A drugs mule caught smuggling almost £150,000 of cocaine into the UK has finally been jailed – more than a decade after she should have been arrested for skipping her original court date.

Tanya Lobo was just 19 when customs officers caught her with the equivalent of almost 4kg of pure cocaine at Gatwick airport, following a trip to Tobago in June 2001.

But despite spending the next ten years paying her taxes, national insurance and living in the same area of Croydon, south London, Lobo was only picked up by police earlier this year after spending more than a third of her life at large.

She was sentenced to just seven days in jail for skipping her hearing in September 2001, and was handed a three year sentence for importing the drugs at Croydon Crown Court.

The 30-year-old broke down in the dock as she talked about her trip to the Caribbean, which she decided to make following the shock death of her childhood sweetheart and boyfriend of six years, Jonathan Charles, in April 2001.

Lobo said a stranger called Deyshaun got in touch soon after the death offering her a cheap plane ticket to Tobago by way of sympathy.

She said: “He apologised, said he understood what I was going through.

“He said this lady couldn’t go because her child was ill – said I could get it cheaply.

“I was working, I had always been working so I had the money. I spoke to my family, they agreed I should go away and try to get my head straight.”

Lobo told the court she met a taxi driver called Dom at Tobago airport, who found her a beachside hotel and took her on several trips into town and to the local shops over the course of her week-long stay.

But her trip took a turn for the sinister when she returned from a snorkelling expedition on her last day to find her suitcase had been padlocked shut, and an extra padlocked case dumped on her bed.

After tracking down Dom she was told he had padlocked her luggage for safety, and had put some alcohol and souvenirs in the second case to bring back to the UK.

She told the court she pressured him for more details and he revealed there was cannabis in the bag, but claimed it was just ‘percy’ – for personal use – and would not get her into any trouble.

It was only after Dom reminded her of her cheap ticket that she realised he obviously knew Deyshaun and her stay at the hotel had been pre-planned, but said she was too scared to do anything as she was alone in a foreign country.

She said: “I was young and I was naïve and I was stupid, and I hold my hands up to that.

“In the worst case I thought I was going to have a fine for too much alcohol being brought back.”

She said Dom only gave her the keys to the padlocks once her bags had been sent down to the plane’s hold.

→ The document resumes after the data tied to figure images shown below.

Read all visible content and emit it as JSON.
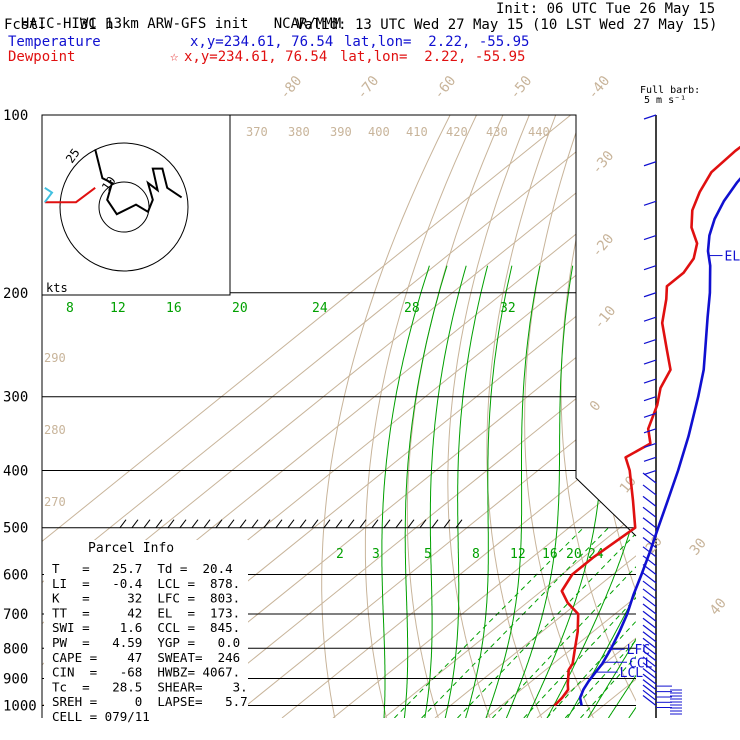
{
  "header": {
    "model_line": "HAIC-HIWC 13km ARW-GFS init",
    "center": "NCAR/MMM",
    "init": "Init: 06 UTC Tue 26 May 15",
    "fcst": "Fcst:    31 h",
    "valid": "Valid: 13 UTC Wed 27 May 15 (10 LST Wed 27 May 15)",
    "temperature_label": "Temperature",
    "temperature_xy": "x,y=234.61, 76.54",
    "temperature_latlon": "lat,lon=  2.22, -55.95",
    "dewpoint_label": "Dewpoint",
    "dewpoint_star": "☆",
    "dewpoint_xy": "x,y=234.61, 76.54",
    "dewpoint_latlon": "lat,lon=  2.22, -55.95"
  },
  "barb_legend": {
    "line1": "Full barb:",
    "line2": "5 m s⁻¹"
  },
  "hodograph": {
    "units": "kts",
    "ring_labels": [
      "10",
      "25"
    ]
  },
  "parcel_info": {
    "title": "Parcel Info",
    "rows": [
      "T   =   25.7  Td =  20.4",
      "LI  =   -0.4  LCL =  878.",
      "K   =     32  LFC =  803.",
      "TT  =     42  EL  =  173.",
      "SWI =    1.6  CCL =  845.",
      "PW  =   4.59  YGP =   0.0",
      "CAPE =    47  SWEAT=  246",
      "CIN  =   -68  HWBZ= 4067.",
      "Tc  =   28.5  SHEAR=    3.",
      "SREH =     0  LAPSE=   5.7",
      "CELL = 079/11"
    ]
  },
  "colors": {
    "temperature": "#1010d0",
    "dewpoint": "#e01010",
    "isotherm": "#c8b49a",
    "dry_adiabat": "#c8b49a",
    "moist_adiabat": "#00a000",
    "mixing_ratio": "#00a000",
    "isobar": "#000000",
    "wind_barb": "#1010d0"
  },
  "chart_data": {
    "type": "line",
    "y_axis": "pressure (hPa)",
    "log_pressure": true,
    "pressure_labels": [
      100,
      200,
      300,
      400,
      500,
      600,
      700,
      800,
      900,
      1000
    ],
    "isotherm_labels": [
      -80,
      -70,
      -60,
      -50,
      -40,
      -30,
      -20,
      -10,
      0,
      10,
      20,
      30,
      40
    ],
    "theta_labels": [
      370,
      380,
      390,
      400,
      410,
      420,
      430,
      440,
      290,
      280,
      270
    ],
    "theta_e_labels": [
      8,
      12,
      16,
      20,
      24,
      28,
      32
    ],
    "mixing_ratio_labels": [
      2,
      3,
      5,
      8,
      12,
      16,
      20,
      24
    ],
    "levels": {
      "EL": 173,
      "LFC": 803,
      "CCL": 845,
      "LCL": 878
    },
    "level_labels": [
      "EL",
      "LFC",
      "CCL",
      "LCL"
    ],
    "series": [
      {
        "name": "Temperature",
        "points": [
          [
            1000,
            25.7
          ],
          [
            970,
            23.5
          ],
          [
            940,
            22.2
          ],
          [
            910,
            21.2
          ],
          [
            880,
            20.4
          ],
          [
            850,
            19.6
          ],
          [
            800,
            17.6
          ],
          [
            750,
            15.2
          ],
          [
            700,
            12.4
          ],
          [
            650,
            9.0
          ],
          [
            600,
            5.6
          ],
          [
            550,
            1.8
          ],
          [
            500,
            -2.5
          ],
          [
            450,
            -7.2
          ],
          [
            400,
            -12.5
          ],
          [
            350,
            -18.8
          ],
          [
            300,
            -26.5
          ],
          [
            270,
            -32.0
          ],
          [
            250,
            -36.5
          ],
          [
            220,
            -44.0
          ],
          [
            200,
            -49.5
          ],
          [
            180,
            -56.0
          ],
          [
            170,
            -60.0
          ],
          [
            160,
            -63.5
          ],
          [
            150,
            -66.5
          ],
          [
            140,
            -69.0
          ],
          [
            130,
            -71.0
          ],
          [
            120,
            -72.5
          ],
          [
            110,
            -73.5
          ],
          [
            100,
            -73.5
          ]
        ]
      },
      {
        "name": "Dewpoint",
        "points": [
          [
            1000,
            20.4
          ],
          [
            970,
            20.0
          ],
          [
            940,
            19.2
          ],
          [
            920,
            17.8
          ],
          [
            900,
            16.5
          ],
          [
            870,
            14.5
          ],
          [
            850,
            13.8
          ],
          [
            800,
            10.5
          ],
          [
            750,
            7.0
          ],
          [
            700,
            2.8
          ],
          [
            670,
            -2.0
          ],
          [
            640,
            -6.0
          ],
          [
            600,
            -8.0
          ],
          [
            560,
            -8.0
          ],
          [
            500,
            -7.0
          ],
          [
            450,
            -14.0
          ],
          [
            400,
            -22.0
          ],
          [
            380,
            -26.0
          ],
          [
            360,
            -24.5
          ],
          [
            340,
            -28.5
          ],
          [
            310,
            -32.5
          ],
          [
            290,
            -36.0
          ],
          [
            270,
            -38.5
          ],
          [
            250,
            -44.0
          ],
          [
            225,
            -51.5
          ],
          [
            205,
            -56.5
          ],
          [
            195,
            -59.5
          ],
          [
            185,
            -59.5
          ],
          [
            175,
            -61.0
          ],
          [
            165,
            -64.0
          ],
          [
            155,
            -69.0
          ],
          [
            145,
            -73.0
          ],
          [
            135,
            -76.0
          ],
          [
            125,
            -78.5
          ],
          [
            115,
            -79.0
          ],
          [
            105,
            -78.5
          ],
          [
            100,
            -78.0
          ]
        ]
      }
    ],
    "hodograph_path": [
      [
        -12,
        -24
      ],
      [
        -9,
        -12
      ],
      [
        -5,
        -10
      ],
      [
        -7,
        -3
      ],
      [
        -3,
        3
      ],
      [
        5,
        -1
      ],
      [
        10,
        2
      ],
      [
        12,
        -3
      ],
      [
        10,
        -10
      ],
      [
        14,
        -7
      ],
      [
        12,
        -16
      ],
      [
        16,
        -16
      ],
      [
        18,
        -8
      ],
      [
        24,
        -4
      ]
    ],
    "hodograph_cyan": [
      [
        -24,
        -12
      ],
      [
        -14,
        -13
      ],
      [
        -12,
        -24
      ]
    ]
  }
}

The court heard Lobo asked for a private chat with customs officers at Gatwick when she realised they were going to open up her bag, saying she thought there might be drugs in there.

UK Border Agency agent Keith Funnel, who stopped Lobo at the airport, told the court the drugs were amateurishly concealed in silver bags wrapped inside towels in one of the cases.

Sarah Lindop, defending, told the court Lobo had in fact arrived at court for her original hearing in 2001, but decided to go home after she was unable to find her barrister.

She said: “She has remained working in the local area, she’s not tried to hide.

“She’s been paying tax, she’s been paying National Insurance, she’s been working for Talk Talk and for the last 18 months has been working for an insurance company.

“She has been traceable.”

“She tells me that she thought of going to the police station a couple of times and then she just chickened out through fear.”

Judge Ruth Downing, sentencing, jailed Lobo for three years after telling her she should have realised something was “seriously amiss” with the padlocked bags.

She told Lobo if she had known cocaine was in her bags when she smuggled it in she could have expected an eight year sentence.

She said: “There’s no such thing as a free lunch, and she must have realised that there’s no such thing as a free trip or a cheap trip to Tobago.”

Judge Downing said Lobo should have refused to take the padlocked cases, but conceded as she was with a near-stranger in a foreign country she probably felt intimidated.

She said Lobo’s failure to hand herself in for ten years made “no difference” to her sentence, as she had simply postponed the date she would begin her time in jail.

She said: "Many women in your position find themselves going away for substantial periods of time because they did the same as you.

"They have the courage and good sense to come to court and have the matter dealt with."